Intervention de Brice Hortefeux

Réunion du 14 septembre 2006 à 15h00
Prévention de la délinquance — Article 1er, amendements 293 2211 3 2004 17 2002

Brice Hortefeux, ministre délégué :

En ce qui concerne les amendements identiques n° 180 et 247, le Gouvernement émet un avis défavorable puisqu'il est, bien sûr, hostile aux amendements de suppression.

À ce stade de la discussion, permettez-moi de préciser de nouveau l'esprit de l'article 1er, car cet article a une histoire.

Depuis la loi du 15 novembre 2001 relative à la sécurité quotidienne, le maire est associé par le préfet à la définition des actions de prévention de la délinquance et de lutte contre l'insécurité. Le décret de juillet 2002 a institutionnalisé les conseils locaux de sécurité et de prévention de la délinquance, qui sont présidés par les maires et qui constituent l'instance de concertation des différents partenaires sur le plan local.

Cependant, il est vrai que les différentes politiques de prévention de la délinquance ne sont pas suffisamment coordonnées ; le constat à cet égard est à peu près unanime. Cela signifie qu'il manque une autorité qui soit clairement identifiée, qui soit capable d'agir dans la proximité et de faciliter la cohérence des différentes interventions. C'est pourquoi le projet de loi confie aux maires la responsabilité de la prévention de la délinquance. Mais cette attribution s'exerce dans le respect des compétences du préfet, de l'autorité judiciaire et des autres collectivités locales. Le rôle du maire est ainsi consacré, tout en fixant les limites de sa responsabilité.

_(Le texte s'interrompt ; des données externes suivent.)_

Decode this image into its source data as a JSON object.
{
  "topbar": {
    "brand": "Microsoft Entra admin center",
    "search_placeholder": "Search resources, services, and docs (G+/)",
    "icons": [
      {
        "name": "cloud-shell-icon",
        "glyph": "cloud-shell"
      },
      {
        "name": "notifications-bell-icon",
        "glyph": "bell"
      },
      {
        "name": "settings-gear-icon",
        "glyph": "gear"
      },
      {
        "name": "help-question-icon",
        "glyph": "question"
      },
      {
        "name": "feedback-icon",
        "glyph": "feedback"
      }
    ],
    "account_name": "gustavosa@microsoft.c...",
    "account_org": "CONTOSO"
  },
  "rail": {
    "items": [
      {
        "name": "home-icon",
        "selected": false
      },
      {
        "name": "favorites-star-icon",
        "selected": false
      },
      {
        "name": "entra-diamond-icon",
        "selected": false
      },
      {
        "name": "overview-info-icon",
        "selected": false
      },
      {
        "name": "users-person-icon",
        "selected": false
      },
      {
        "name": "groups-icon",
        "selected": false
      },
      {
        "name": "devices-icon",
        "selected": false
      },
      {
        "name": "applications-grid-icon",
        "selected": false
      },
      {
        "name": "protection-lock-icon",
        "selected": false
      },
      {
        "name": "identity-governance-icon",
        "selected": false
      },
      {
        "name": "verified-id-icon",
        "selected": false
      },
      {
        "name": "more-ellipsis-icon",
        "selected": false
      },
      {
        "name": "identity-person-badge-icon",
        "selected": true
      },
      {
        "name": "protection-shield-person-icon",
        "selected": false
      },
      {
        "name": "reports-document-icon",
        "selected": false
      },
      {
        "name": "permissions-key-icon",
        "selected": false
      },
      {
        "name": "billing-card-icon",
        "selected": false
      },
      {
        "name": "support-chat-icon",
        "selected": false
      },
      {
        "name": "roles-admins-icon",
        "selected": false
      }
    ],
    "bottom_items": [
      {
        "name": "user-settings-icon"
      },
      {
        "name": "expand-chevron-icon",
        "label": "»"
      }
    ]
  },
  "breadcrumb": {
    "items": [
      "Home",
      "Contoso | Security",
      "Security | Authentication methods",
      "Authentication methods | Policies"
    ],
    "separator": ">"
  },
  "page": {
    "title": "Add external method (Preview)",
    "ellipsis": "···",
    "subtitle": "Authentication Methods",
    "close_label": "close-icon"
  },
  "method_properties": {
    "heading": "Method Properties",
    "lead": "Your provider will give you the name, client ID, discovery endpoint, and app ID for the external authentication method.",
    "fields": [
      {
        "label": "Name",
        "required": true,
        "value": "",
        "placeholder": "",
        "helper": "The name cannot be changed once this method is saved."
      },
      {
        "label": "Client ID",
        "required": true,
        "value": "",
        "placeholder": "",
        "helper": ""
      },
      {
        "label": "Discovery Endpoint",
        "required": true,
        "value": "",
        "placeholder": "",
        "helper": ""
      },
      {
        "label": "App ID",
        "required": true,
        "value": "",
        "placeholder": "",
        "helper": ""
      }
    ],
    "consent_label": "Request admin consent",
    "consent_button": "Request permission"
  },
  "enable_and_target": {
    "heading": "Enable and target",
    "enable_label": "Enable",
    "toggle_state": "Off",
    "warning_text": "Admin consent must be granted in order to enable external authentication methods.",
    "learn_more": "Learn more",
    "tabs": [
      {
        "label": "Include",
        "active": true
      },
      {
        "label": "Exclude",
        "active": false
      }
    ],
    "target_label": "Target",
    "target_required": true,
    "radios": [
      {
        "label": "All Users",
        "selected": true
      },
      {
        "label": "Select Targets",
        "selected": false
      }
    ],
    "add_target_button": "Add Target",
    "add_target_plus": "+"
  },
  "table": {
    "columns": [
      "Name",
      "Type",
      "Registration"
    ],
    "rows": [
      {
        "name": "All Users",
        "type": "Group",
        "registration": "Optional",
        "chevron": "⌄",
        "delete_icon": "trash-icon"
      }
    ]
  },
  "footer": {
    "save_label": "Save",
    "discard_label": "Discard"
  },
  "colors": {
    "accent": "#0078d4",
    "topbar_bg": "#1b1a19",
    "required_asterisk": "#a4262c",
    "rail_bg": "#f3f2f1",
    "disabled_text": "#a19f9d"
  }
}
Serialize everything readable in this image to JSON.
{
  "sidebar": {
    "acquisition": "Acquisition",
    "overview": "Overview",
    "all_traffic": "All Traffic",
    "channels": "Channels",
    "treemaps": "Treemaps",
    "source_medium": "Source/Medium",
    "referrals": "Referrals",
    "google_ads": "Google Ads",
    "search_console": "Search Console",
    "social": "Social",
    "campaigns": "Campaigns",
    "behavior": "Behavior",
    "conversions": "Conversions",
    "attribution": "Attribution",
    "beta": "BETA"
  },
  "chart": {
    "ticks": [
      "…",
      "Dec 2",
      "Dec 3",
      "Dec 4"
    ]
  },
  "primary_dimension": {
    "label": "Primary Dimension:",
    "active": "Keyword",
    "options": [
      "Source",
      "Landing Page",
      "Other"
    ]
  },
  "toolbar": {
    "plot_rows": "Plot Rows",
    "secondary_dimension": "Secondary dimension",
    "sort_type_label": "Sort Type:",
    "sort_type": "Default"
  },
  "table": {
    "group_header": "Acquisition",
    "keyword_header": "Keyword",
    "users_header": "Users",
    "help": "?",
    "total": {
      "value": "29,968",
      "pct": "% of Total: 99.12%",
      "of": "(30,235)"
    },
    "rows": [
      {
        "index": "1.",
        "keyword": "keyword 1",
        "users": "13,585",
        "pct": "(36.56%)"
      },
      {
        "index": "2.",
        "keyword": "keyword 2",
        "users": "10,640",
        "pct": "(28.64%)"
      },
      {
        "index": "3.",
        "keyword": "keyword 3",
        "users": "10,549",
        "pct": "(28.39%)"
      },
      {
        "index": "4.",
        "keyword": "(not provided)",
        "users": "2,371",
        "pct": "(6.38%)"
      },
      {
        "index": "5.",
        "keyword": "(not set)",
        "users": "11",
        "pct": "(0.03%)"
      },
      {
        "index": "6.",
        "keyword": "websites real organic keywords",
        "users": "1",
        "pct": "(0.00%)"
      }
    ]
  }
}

Pour autant, nous avons entendu les préoccupations qui ont été exprimées sur les différentes travées de cet hémicycle, notamment de la part des présidents de conseils généraux.

Je remercie de nouveau MM. Mercier et de Broissia des signaux explicites qu'ils nous ont adressés. Je veillerai - je l'ai dit ce matin lors du congrès de l'Assemblée des départements de France - à ce que nous trouvions ensemble les formulations les plus appropriées pour bien manifester notre intention : nous ne souhaitons revenir ni sur les lois de décentralisation ni sur le rôle primordial que jouent aujourd'hui les départements en matière sociale.

Le Gouvernement a choisi de présenter d'abord devant la Haute Assemblée ce texte important, de manière qu'un certain nombre de remarques puissent être intégrées dans l'intérêt de tous.

J'en viens à l'amendement n° 293 rectifié. L'article L. 2211-3 du code général des collectivités territoriales est issu de la loi de 2004 présentée par Dominique Perben, alors garde des sceaux, et le texte qui est proposé est inspiré du décret du 17 juillet 2002. Entre les deux, il est difficile de choisir.

Pour autant, je comprends la préoccupation de Mme Troendle. Les dispositions de 2002 comme celles de la loi Perben sont encore, il est vrai, inégalement appliquées. Il n'est donc pas question de fermer la porte à cette démarche visant à une application non seulement renforcée mais élargie de ces mesures.

A ce titre, la notion de « trouble grave à l'ordre public » nous semble trop restrictive. Le Gouvernement est donc favorable à l'amendement rectifié qui, en supprimant le mot « grave », retient la notion plus large et moins subjective de « trouble à l'ordre public ». Cela permettra d'assurer sans ambiguïté l'information du maire quand il s'agira de troubles de voisinage et de troubles touchant à la vie d'un quartier, puisque ce sont à l'évidence des troubles à l'ordre public.

Quant à l'application effective de ces dispositions, je m'engage devant vous à la rappeler aux services de la police et de la gendarmerie et je sais que le garde des sceaux agira de même auprès des parquets.

L'amendement n° 128 rectifié vise à faire une mention particulière du département dans l'ensemble des collectivités publiques ; le maire doit tenir compte des compétences du département dans sa politique de la prévention de la délinquance.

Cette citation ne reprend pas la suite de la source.